The rasterizer is injectable — ship with playwrightRasterizer(), electronRasterizer(), or
your own (puppeteer, etc.) to the same one-function RasterizeFn shape.
The whole engine is a CLI. Author a brief (by hand, or let an agent fill the shot prompts),
then plan / route / export / titles from a shell — no GUI required. The manifest is the
contract and the agent writes the content: pipe a brief through oberon plan, let a coding
assistant fill the shot prompts, and the rest of the pipeline is deterministic.
A gated P0–P10 pipeline; each stage is an agent with a quality gate before the next unlocks
(see agent/AGENT.md for the full contract and per-agent system prompts):
P0 Creative Brief genre/tone/refs → visual DNA
P1 Script & Beats runtime → sequences → scenes → beats
P2 Shot Planner (DP) coverage patterns + second-by-second camera choreography
P3 Continuity Bible global locks + sequential shot-to-shot memory chain
P4 Keyframe Director first/last frame locks (identity before motion)
── [HUMAN GATE] Cost / Rights / Safety hard stop before expensive generation
P5 Provider Router 7-dimension scored routing + decision log ← upgrade #1
P6 Generation Worker submit / poll / retry; 2–5 takes per shot
P7 Vision QA 8-axis scoring + auto-retry (provider swap on identity fail)
P8 Editor / Timeline best-take selection → EDL, J/L-cuts, match cuts
P9 Audio dialogue/ambience/SFX/music + SRT/VTT cues
P10 Delivery multi-aspect masters + deterministic title burn-in ← upgrade #2
The moat — what generic "text-to-video" wrappers don't have: a Continuity Bible + 8-axis Vision QA with automatic provider-swap on identity failure, a human cost/rights/safety hard stop, multi-aspect simultaneous delivery, and now scored routing + a deterministic text lane.
src/
engine.ts planProduction() — the deterministic core
providers.ts provider profiles + 7-dimension scorer (routeVideoProvider)

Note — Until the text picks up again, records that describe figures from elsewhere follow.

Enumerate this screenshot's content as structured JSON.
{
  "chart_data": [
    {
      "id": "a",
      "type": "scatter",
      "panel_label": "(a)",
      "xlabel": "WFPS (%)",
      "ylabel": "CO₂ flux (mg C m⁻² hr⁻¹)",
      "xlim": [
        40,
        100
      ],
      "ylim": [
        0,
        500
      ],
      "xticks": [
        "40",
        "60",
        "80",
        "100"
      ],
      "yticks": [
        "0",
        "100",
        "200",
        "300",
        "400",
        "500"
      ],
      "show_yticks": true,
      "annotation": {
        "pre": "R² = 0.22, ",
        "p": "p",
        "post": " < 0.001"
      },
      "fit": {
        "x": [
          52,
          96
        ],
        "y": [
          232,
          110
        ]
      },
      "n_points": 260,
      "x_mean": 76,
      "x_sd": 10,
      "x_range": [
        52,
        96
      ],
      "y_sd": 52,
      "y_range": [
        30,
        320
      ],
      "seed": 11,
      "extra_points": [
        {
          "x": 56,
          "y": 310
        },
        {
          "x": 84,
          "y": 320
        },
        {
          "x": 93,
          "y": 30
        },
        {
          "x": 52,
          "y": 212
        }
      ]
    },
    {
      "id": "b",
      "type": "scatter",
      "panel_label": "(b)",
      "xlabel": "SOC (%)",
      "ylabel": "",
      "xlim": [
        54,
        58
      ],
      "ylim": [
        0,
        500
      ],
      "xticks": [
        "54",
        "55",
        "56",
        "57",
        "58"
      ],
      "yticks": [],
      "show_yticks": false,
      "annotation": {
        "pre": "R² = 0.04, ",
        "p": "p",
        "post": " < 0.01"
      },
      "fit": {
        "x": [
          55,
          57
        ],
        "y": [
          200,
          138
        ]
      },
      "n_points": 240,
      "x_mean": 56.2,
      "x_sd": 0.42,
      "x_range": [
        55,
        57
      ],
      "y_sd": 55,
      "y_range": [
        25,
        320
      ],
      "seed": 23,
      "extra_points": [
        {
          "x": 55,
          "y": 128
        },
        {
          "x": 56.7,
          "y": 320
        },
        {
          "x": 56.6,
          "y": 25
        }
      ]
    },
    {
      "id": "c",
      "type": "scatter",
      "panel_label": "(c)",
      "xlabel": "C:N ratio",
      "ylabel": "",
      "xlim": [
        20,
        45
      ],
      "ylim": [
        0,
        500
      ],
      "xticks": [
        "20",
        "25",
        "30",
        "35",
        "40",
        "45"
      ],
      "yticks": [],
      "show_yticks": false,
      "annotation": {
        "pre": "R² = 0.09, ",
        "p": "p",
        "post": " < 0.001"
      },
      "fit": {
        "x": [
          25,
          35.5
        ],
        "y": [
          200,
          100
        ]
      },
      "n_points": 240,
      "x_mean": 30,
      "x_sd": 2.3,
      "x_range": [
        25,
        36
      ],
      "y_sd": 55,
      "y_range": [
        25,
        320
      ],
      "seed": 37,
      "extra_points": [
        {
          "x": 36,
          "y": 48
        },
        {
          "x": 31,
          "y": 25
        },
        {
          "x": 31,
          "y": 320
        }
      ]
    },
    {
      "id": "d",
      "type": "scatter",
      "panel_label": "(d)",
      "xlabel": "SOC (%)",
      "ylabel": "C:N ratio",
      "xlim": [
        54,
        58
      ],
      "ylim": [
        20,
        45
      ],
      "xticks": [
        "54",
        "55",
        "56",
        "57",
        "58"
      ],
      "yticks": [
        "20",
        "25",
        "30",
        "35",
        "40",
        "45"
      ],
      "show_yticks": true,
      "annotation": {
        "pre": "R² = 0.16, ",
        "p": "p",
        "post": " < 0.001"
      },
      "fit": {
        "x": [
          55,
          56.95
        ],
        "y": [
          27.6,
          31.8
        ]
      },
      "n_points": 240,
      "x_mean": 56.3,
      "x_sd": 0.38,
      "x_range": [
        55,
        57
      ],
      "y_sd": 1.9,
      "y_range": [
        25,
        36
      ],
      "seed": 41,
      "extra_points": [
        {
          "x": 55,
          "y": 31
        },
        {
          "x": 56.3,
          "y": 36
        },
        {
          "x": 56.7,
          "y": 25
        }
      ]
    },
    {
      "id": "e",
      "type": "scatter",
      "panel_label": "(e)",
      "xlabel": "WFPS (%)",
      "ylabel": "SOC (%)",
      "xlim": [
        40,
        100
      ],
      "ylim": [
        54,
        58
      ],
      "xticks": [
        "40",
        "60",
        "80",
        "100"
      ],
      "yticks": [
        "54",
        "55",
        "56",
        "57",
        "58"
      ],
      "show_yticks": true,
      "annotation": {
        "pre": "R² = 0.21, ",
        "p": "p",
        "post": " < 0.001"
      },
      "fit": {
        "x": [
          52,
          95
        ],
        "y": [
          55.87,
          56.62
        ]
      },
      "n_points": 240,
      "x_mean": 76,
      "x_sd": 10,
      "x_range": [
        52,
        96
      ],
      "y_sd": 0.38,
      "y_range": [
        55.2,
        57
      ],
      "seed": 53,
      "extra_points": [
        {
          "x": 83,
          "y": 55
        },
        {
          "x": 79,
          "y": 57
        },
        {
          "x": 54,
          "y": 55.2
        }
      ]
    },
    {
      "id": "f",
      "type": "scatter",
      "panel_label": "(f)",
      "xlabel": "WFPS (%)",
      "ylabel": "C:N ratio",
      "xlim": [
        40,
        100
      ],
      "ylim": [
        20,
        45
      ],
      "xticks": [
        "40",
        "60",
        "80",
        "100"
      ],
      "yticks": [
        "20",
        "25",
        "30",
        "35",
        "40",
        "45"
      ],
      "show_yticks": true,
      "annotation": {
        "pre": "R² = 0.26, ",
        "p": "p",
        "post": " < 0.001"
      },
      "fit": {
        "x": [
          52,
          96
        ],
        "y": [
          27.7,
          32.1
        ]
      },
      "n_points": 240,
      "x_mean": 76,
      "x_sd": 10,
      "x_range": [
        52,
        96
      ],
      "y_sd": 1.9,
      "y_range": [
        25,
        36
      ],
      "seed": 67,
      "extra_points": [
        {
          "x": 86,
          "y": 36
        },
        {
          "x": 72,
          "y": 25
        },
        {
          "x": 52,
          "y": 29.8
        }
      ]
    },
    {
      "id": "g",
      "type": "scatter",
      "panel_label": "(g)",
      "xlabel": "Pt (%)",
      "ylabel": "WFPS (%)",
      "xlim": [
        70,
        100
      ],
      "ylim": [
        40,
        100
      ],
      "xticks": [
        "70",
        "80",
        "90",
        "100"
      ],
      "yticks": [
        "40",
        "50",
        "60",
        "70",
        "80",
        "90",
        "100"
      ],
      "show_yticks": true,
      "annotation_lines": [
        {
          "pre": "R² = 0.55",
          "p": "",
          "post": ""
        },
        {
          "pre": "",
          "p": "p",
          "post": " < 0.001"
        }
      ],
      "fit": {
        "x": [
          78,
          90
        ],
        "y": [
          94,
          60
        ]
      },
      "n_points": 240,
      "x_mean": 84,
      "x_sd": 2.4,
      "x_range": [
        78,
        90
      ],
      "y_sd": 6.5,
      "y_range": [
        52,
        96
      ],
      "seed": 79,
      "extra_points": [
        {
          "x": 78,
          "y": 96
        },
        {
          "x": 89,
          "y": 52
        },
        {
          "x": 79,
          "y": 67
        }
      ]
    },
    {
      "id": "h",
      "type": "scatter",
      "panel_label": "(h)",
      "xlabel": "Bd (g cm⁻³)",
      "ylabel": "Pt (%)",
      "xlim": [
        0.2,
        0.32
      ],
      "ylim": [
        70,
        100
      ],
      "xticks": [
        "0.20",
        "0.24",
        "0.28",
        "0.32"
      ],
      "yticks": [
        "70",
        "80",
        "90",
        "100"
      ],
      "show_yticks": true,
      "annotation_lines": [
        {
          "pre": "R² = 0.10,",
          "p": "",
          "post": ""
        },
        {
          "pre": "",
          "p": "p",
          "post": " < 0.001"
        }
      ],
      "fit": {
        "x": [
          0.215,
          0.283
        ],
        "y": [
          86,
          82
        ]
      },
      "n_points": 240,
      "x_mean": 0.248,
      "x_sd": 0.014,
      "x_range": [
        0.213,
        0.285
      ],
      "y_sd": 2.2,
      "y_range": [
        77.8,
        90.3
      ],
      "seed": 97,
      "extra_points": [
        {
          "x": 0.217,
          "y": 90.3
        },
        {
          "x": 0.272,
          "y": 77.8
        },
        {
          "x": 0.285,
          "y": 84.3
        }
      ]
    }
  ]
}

typography.ts curated font library + genre pairings → TypographyKit
directing.ts camera movement → second-by-second motion beats
continuity-chain.ts shot-to-shot carry/exit memory + film grammar rules
audio-dialogue.ts structured dialogue + native-audio direction + SRT/VTT
title-spec.ts FilmProduction → OberonTitleSpec (burn-in input)
oberon-titles.ts deterministic HTML builders for cards/overlays
render/
titlecards.ts HTML → PNG → ffmpeg overlay/concat compositor
rasterizers.ts playwright / electron headless rasterizers (injectable)
exporters.ts shot-list CSV, prompt pack, bible MD, EDL, SRT/VTT, routing matrix
cli.ts the `oberon` command
agent/ portable agent contract (AGENT.md, routing-card.json, memory.md)
examples/ a ready-to-run brief
Video models behind the router (all BYOK — keys live in the host's vault, never in this repo; only key names are referenced):
| model | strengths | typical use | ~cost / 8s |
|---|---|---|---|
| Google Veo 3.1 | native synced audio, first/last frame, 4K, identity | dialogue/hero shots, precise cuts | $3.20 |
| Seedance 2.0 | top fidelity, 12-asset multi-ref, native audio | premium/multi-ref takes | $1.40 |
| Runway Gen-4.5 | best creative tooling (references, Aleph v2v) | general/reference-driven takes | $1.00 |
| Luma Ray 2 | fast, cheap, strong camera motion + physics | previs, high-movement drafts | $0.64 |
Image/keyframe models: Nano Banana Pro, Imagen 4, gpt-image-1.5, Firefly. Numbers are 2026
research estimates and are easy to update in src/providers.ts.
- Local-first, vendor-neutral, agent-drivable. Generation backends sit behind an adapter boundary; a sunset model is a one-line swap.
- Deterministic by default. Planning, routing, typography and the title lane are pure functions — reproducible, auditable, testable without a single API call.
- BYOK and credential-free. No keys live in this repo; the host runtime supplies them at run time by name.
- The clean master is sacred. Text is composited as an additive layer, never baked into a generated frame.
- Programmatic timeline verbs (trim / split / reorder) with a QA → edit feedback loop.
- Local vendor-neutral voice engine for dialogue / narration.
- Lint-before-render checks on the title lane (track overlap / safe-area / missing-glyph).
- Bundled web fonts so title cards render the exact kit fonts offline (today: system fallbacks).
Apache-2.0. Part of the Agentlas agent ecosystem. The planning engine carries no credentials and no private data — generation backends are supplied by the host runtime's secret vault at run time.